Tweede Auschwitz lijkt uitgesloten
In het concentratiekamp Auschwitz is woensdag de Holocaust herdacht. Internationale verdragen en het internationaal recht bieden voldoende bescherming tegen een tweede Auschwitz, zei Louise Arbour in de ”Nooit meer Auschwitz-lezing” die zij gistermiddag gaf.
Het was de Shoah die politieke wil kristalliseerde voor een nieuwe internationale norm voor mensenrechten. De Tweede Wereldoorlog maakte een koppeling tussen het internationale recht en individuele rechten onvermijdelijk.De eerste belangrijke bron van het internationale humanitair recht was, uiteraard, de Universele Verklaring van de Rechten van de Mens (UVRM), aangenomen in 1948 door de Algemene Vergadering van de VN. Deze UVRM is gebaseerd op het beginsel van de gelijkheid van alle mensen in rechten en waardigheid. De verklaring gaat verder over het recht op leven, vrijheid en veiligheid van de personen.
De universele verklaring is echter geen bindend verdrag. Om die reden hebben de meeste van de mensenrechtenactivisten de verklaring als een groot compromis gezien.
Andere verdragen
De daaropvolgende 28 jaar is de verklaring het enige algemene mensenrechteninstrument op internationaal niveau geweest. De verklaring was van grote invloed op de inhoud van nationale grondwetten en regionale mensenrechtenverdragen.

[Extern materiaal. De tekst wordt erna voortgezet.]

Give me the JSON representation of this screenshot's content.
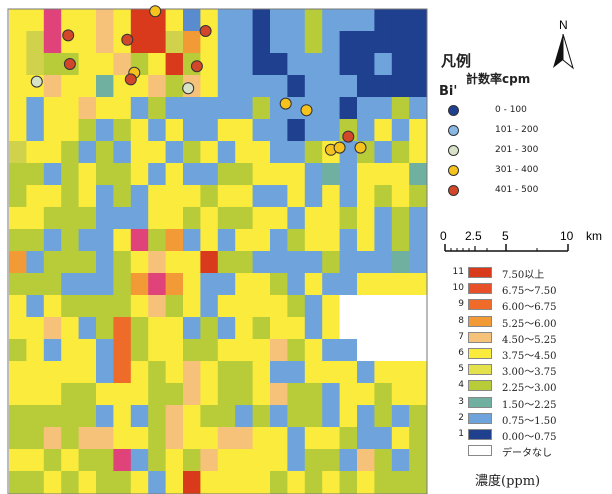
{
  "map": {
    "legend_title": "凡例",
    "legend_subtitle": "計数率cpm",
    "element_label": "Bi'",
    "north_label": "N",
    "scale": {
      "labels": [
        "0",
        "2.5",
        "5",
        "10"
      ],
      "unit": "km"
    },
    "point_classes": [
      {
        "label": "0 - 100",
        "color": "#1f3f8f"
      },
      {
        "label": "101 - 200",
        "color": "#8ab8e6"
      },
      {
        "label": "201 - 300",
        "color": "#d8e2c6"
      },
      {
        "label": "301 - 400",
        "color": "#f5c21e"
      },
      {
        "label": "401 - 500",
        "color": "#d2462a"
      }
    ],
    "concentration_classes": [
      {
        "class": "11",
        "label": "7.50以上",
        "color": "#d93a1c"
      },
      {
        "class": "10",
        "label": "6.75～7.50",
        "color": "#e8502a"
      },
      {
        "class": "9",
        "label": "6.00～6.75",
        "color": "#ee6b2a"
      },
      {
        "class": "8",
        "label": "5.25～6.00",
        "color": "#f29a36"
      },
      {
        "class": "7",
        "label": "4.50～5.25",
        "color": "#f6c27a"
      },
      {
        "class": "6",
        "label": "3.75～4.50",
        "color": "#fbeb3c"
      },
      {
        "class": "5",
        "label": "3.00～3.75",
        "color": "#e4e24c"
      },
      {
        "class": "4",
        "label": "2.25～3.00",
        "color": "#b8cc3a"
      },
      {
        "class": "3",
        "label": "1.50～2.25",
        "color": "#6fb0a0"
      },
      {
        "class": "2",
        "label": "0.75～1.50",
        "color": "#6fa3dc"
      },
      {
        "class": "1",
        "label": "0.00～0.75",
        "color": "#1f3f8f"
      },
      {
        "class": "",
        "label": "データなし",
        "color": "#ffffff"
      }
    ],
    "unit_label": "濃度(ppm)",
    "grid": [
      "66m77y6YY6n6uu2uu5uuu222",
      "6Zm66y6YYZ86uu2uu5u22222",
      "6Z5566y56Y56uu22uuu22u22",
      "66y66466y5y6uuuu2uuu2222",
      "6u66y66u5uuuuu5uuuu2uu5u",
      "6u665u56u6uu66uu2uu5u6u6",
      "Z665u5u66u56u66uu56u5u56",
      "55u56556u6uu55666u4u6664",
      "56656u5u666566uu6u6u6565",
      "66555uuu66565566u6656u5u",
      "55u5uu6m58u6u66u566u6u5u",
      "8u555u56y66Y55uuuu5uuu4u",
      "555uuu58m86uu665u6uu6666",
      "6u655556y56u66665u6u4444",
      "66y6u59566u5u6566u6u5555",
      "56u66u956655666y56uu6466",
      "66666u9656y6556uu666u666",
      "6665566655y6556y55u66566",
      "55555u6u5y655u5u55u6u5u5",
      "55y5yy665y66yy66u665uu65",
      "665655mu565y6666u55uy5u5",
      "55656556u6Y6666565656555"
    ],
    "grid_codes": {
      "2": "#1f3f8f",
      "u": "#6fa3dc",
      "n": "#5a8bcf",
      "4": "#6fb0a0",
      "5": "#b8cc3a",
      "Z": "#cfd24a",
      "6": "#fbeb3c",
      "y": "#f6c27a",
      "8": "#f29a36",
      "9": "#ee6b2a",
      "Y": "#d93a1c",
      "m": "#e0427a",
      "w": "#ffffff"
    },
    "nodata_cells": [
      [
        13,
        19
      ],
      [
        13,
        20
      ],
      [
        13,
        21
      ],
      [
        13,
        22
      ],
      [
        13,
        23
      ],
      [
        14,
        19
      ],
      [
        14,
        20
      ],
      [
        14,
        21
      ],
      [
        14,
        22
      ],
      [
        14,
        23
      ],
      [
        15,
        20
      ],
      [
        15,
        21
      ],
      [
        15,
        22
      ],
      [
        15,
        23
      ]
    ],
    "points": [
      {
        "col": 8.4,
        "row": 0.1,
        "class": "301 - 400"
      },
      {
        "col": 3.4,
        "row": 1.2,
        "class": "401 - 500"
      },
      {
        "col": 6.8,
        "row": 1.4,
        "class": "401 - 500"
      },
      {
        "col": 11.3,
        "row": 1.0,
        "class": "401 - 500"
      },
      {
        "col": 3.5,
        "row": 2.5,
        "class": "401 - 500"
      },
      {
        "col": 7.2,
        "row": 2.9,
        "class": "301 - 400"
      },
      {
        "col": 7.0,
        "row": 3.2,
        "class": "401 - 500"
      },
      {
        "col": 10.8,
        "row": 2.6,
        "class": "401 - 500"
      },
      {
        "col": 1.6,
        "row": 3.3,
        "class": "201 - 300"
      },
      {
        "col": 10.3,
        "row": 3.6,
        "class": "201 - 300"
      },
      {
        "col": 15.9,
        "row": 4.3,
        "class": "301 - 400"
      },
      {
        "col": 17.1,
        "row": 4.6,
        "class": "301 - 400"
      },
      {
        "col": 19.5,
        "row": 5.8,
        "class": "401 - 500"
      },
      {
        "col": 18.5,
        "row": 6.4,
        "class": "301 - 400"
      },
      {
        "col": 19.0,
        "row": 6.3,
        "class": "301 - 400"
      },
      {
        "col": 20.2,
        "row": 6.3,
        "class": "301 - 400"
      }
    ]
  }
}
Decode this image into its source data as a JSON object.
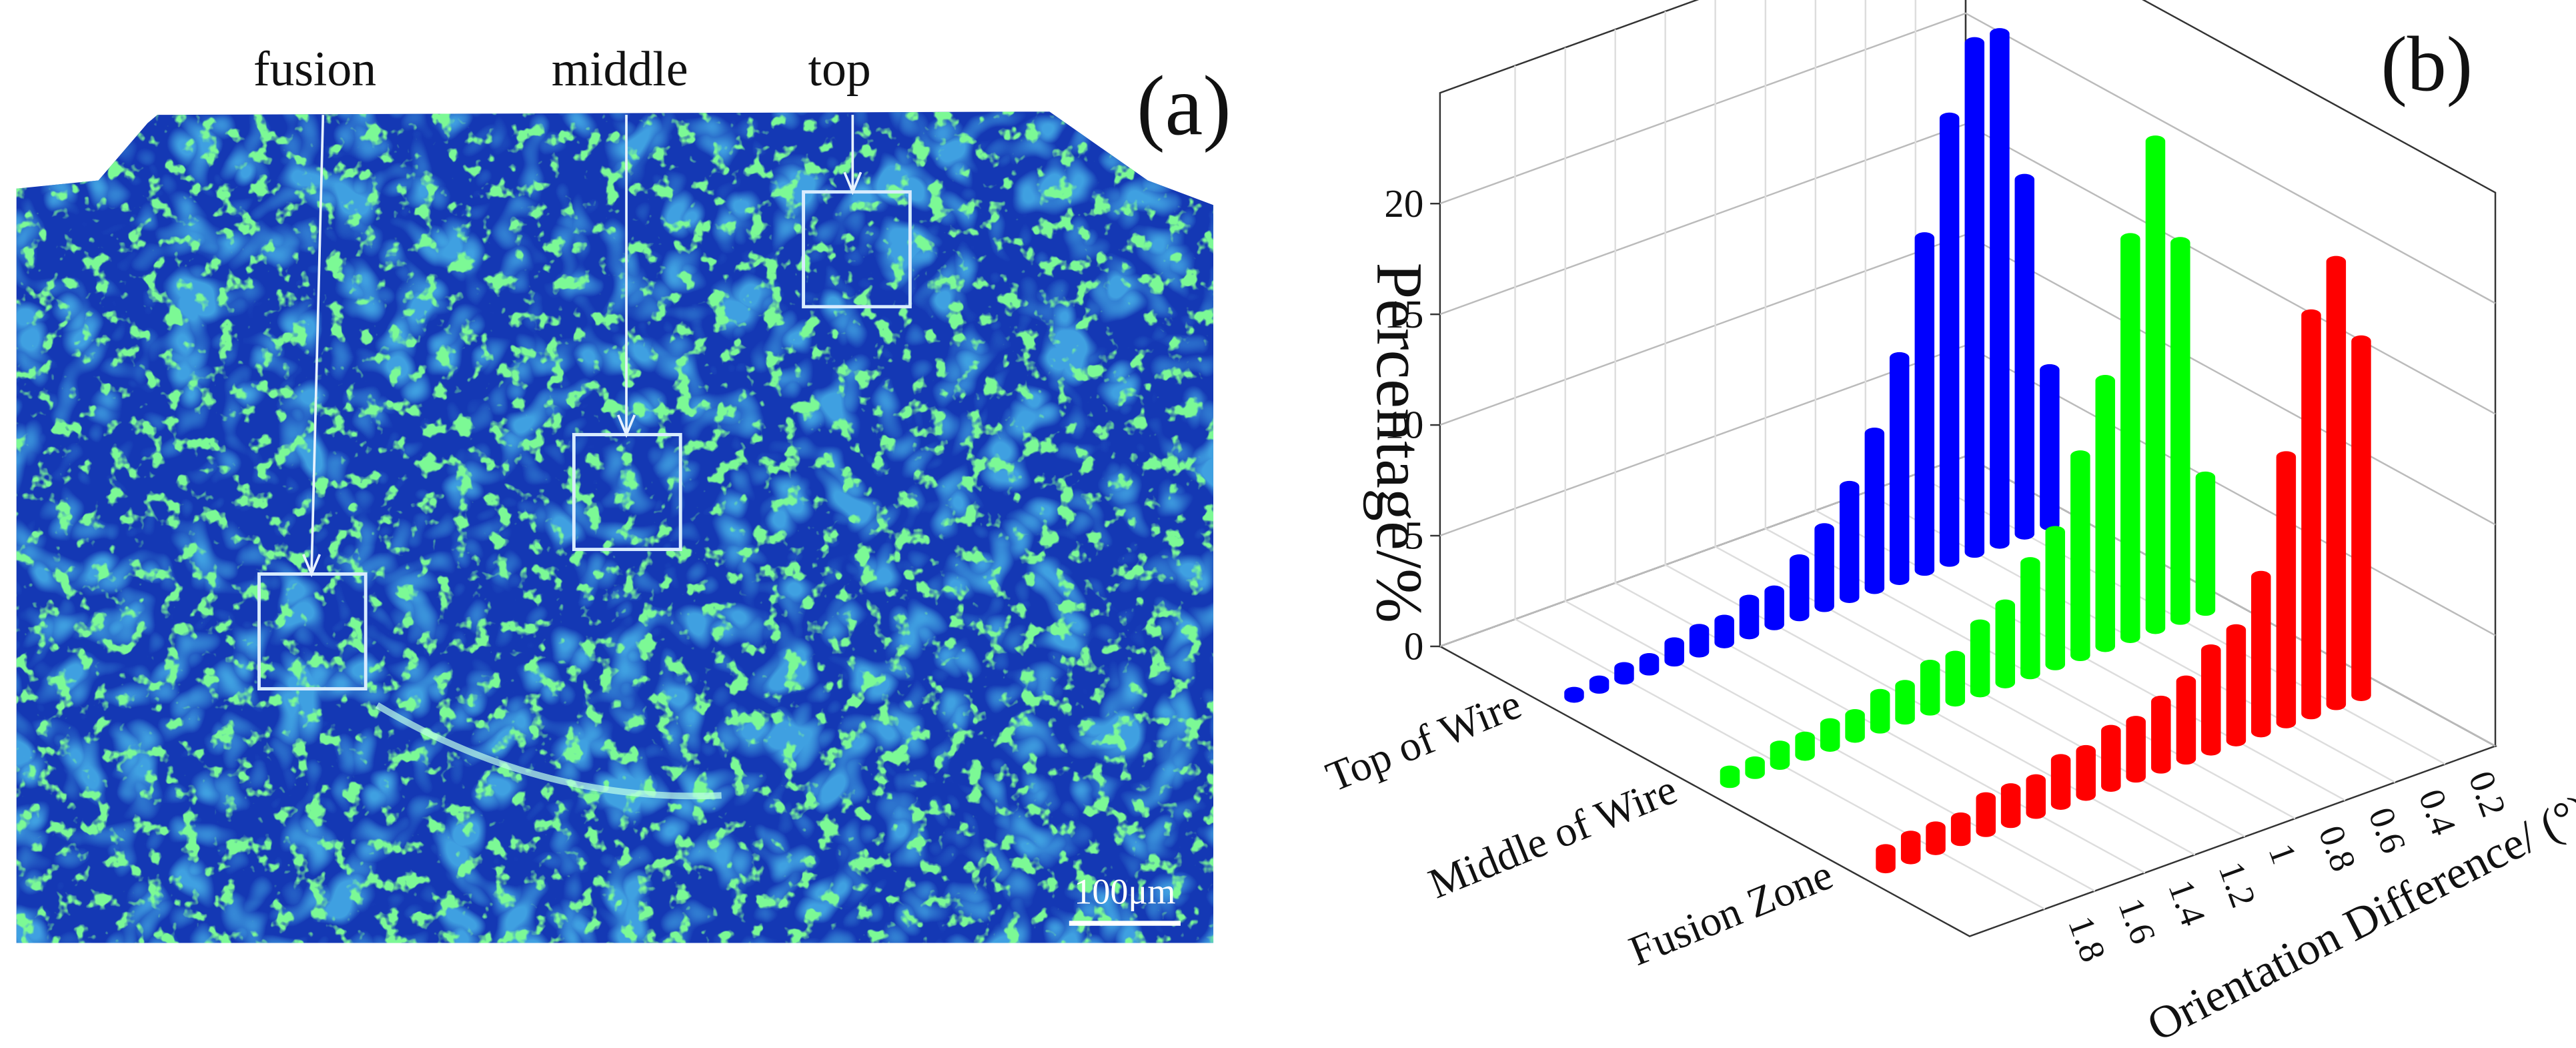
{
  "panel_a": {
    "label": "(a)",
    "annotations": [
      "fusion",
      "middle",
      "top"
    ],
    "scale_bar": "100μm"
  },
  "chart_data": {
    "type": "bar3d",
    "panel_label": "(b)",
    "y_label": "Percentage/%",
    "x_label": "Orientation Difference/ (°)",
    "x": [
      0.1,
      0.2,
      0.3,
      0.4,
      0.5,
      0.6,
      0.7,
      0.8,
      0.9,
      1.0,
      1.1,
      1.2,
      1.3,
      1.4,
      1.5,
      1.6,
      1.7,
      1.8,
      1.9,
      2.0
    ],
    "xlim": [
      0,
      2.1
    ],
    "xticks": [
      0.2,
      0.4,
      0.6,
      0.8,
      1.0,
      1.2,
      1.4,
      1.6,
      1.8
    ],
    "ylim": [
      0,
      25
    ],
    "yticks": [
      0,
      5,
      10,
      15,
      20
    ],
    "grid": true,
    "series": [
      {
        "name": "Top of Wire",
        "color": "#0000ff",
        "values": [
          7,
          16,
          23,
          23,
          20,
          15,
          10,
          7,
          5,
          3.5,
          2.5,
          1.5,
          1.5,
          1,
          1,
          0.8,
          0.5,
          0.5,
          0.3,
          0.2
        ]
      },
      {
        "name": "Middle of Wire",
        "color": "#00ff00",
        "values": [
          6,
          17,
          22,
          18,
          12,
          9,
          6,
          5,
          3.5,
          3,
          2,
          2,
          1.5,
          1.5,
          1,
          1,
          0.8,
          0.8,
          0.5,
          0.5
        ]
      },
      {
        "name": "Fusion Zone",
        "color": "#ff0000",
        "values": [
          16,
          20,
          18,
          12,
          7,
          5,
          4.5,
          3.5,
          3,
          2.5,
          2.5,
          2,
          2,
          1.5,
          1.5,
          1.5,
          1,
          1,
          1,
          0.8
        ]
      }
    ]
  }
}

Van 1966 tot nu is een aanzienlijk aantal internationale verdragen over mensenrechten in werking getreden, met inbegrip van verdragen inzake burgerrechten en politieke rechten, inzake economische, sociale en culturele rechten, inzake de rechten van het kind. Ook zijn er verdragen aangenomen over het uitbannen van discriminatie op basis van ras of geslacht en –meer recent– op basis van fysieke of mentale handicaps; en –uiteraard– ook verdragen over het verbod op foltering en wrede, onmenselijke of onterende behandeling of bestraffing. Meer dan 80 procent van de landen heeft deze verdragen geratificeerd.
Systeem
Uit de as van de Shoah is ook het internationale vluchtelingenrecht ontstaan.
Het systeem van de VN-Mensenrechtenraad en het bureau van de hoge commissaris voor mensenrechten is niet het enige om de internationale mensenrechten te beschermen. Er zijn ook regionale equivalenten voor de VN-organen.
Zij zijn verantwoordelijk voor het toezicht op de uitvoering van de regionale wetgeving inzake de mensenrechten in Europa, Amerika en Afrika. Deze systemen bieden bescherming en zijn een cruciale aanvulling op het VN-systeem.
En toch, zelfs een effectieve combinatie van de VN-organisaties en de regionale wetgeving en instellingen doet niets af aan de primaire rol die de lidstaten zelf moeten spelen bij de bevordering en bescherming van de mensenrechten. De staten –en niet de VN of een regionale instantie– blijven de belangrijkste hoeder van de mensenrechten. Dat gold in 1945 en is tot op de dag van vandaag zo.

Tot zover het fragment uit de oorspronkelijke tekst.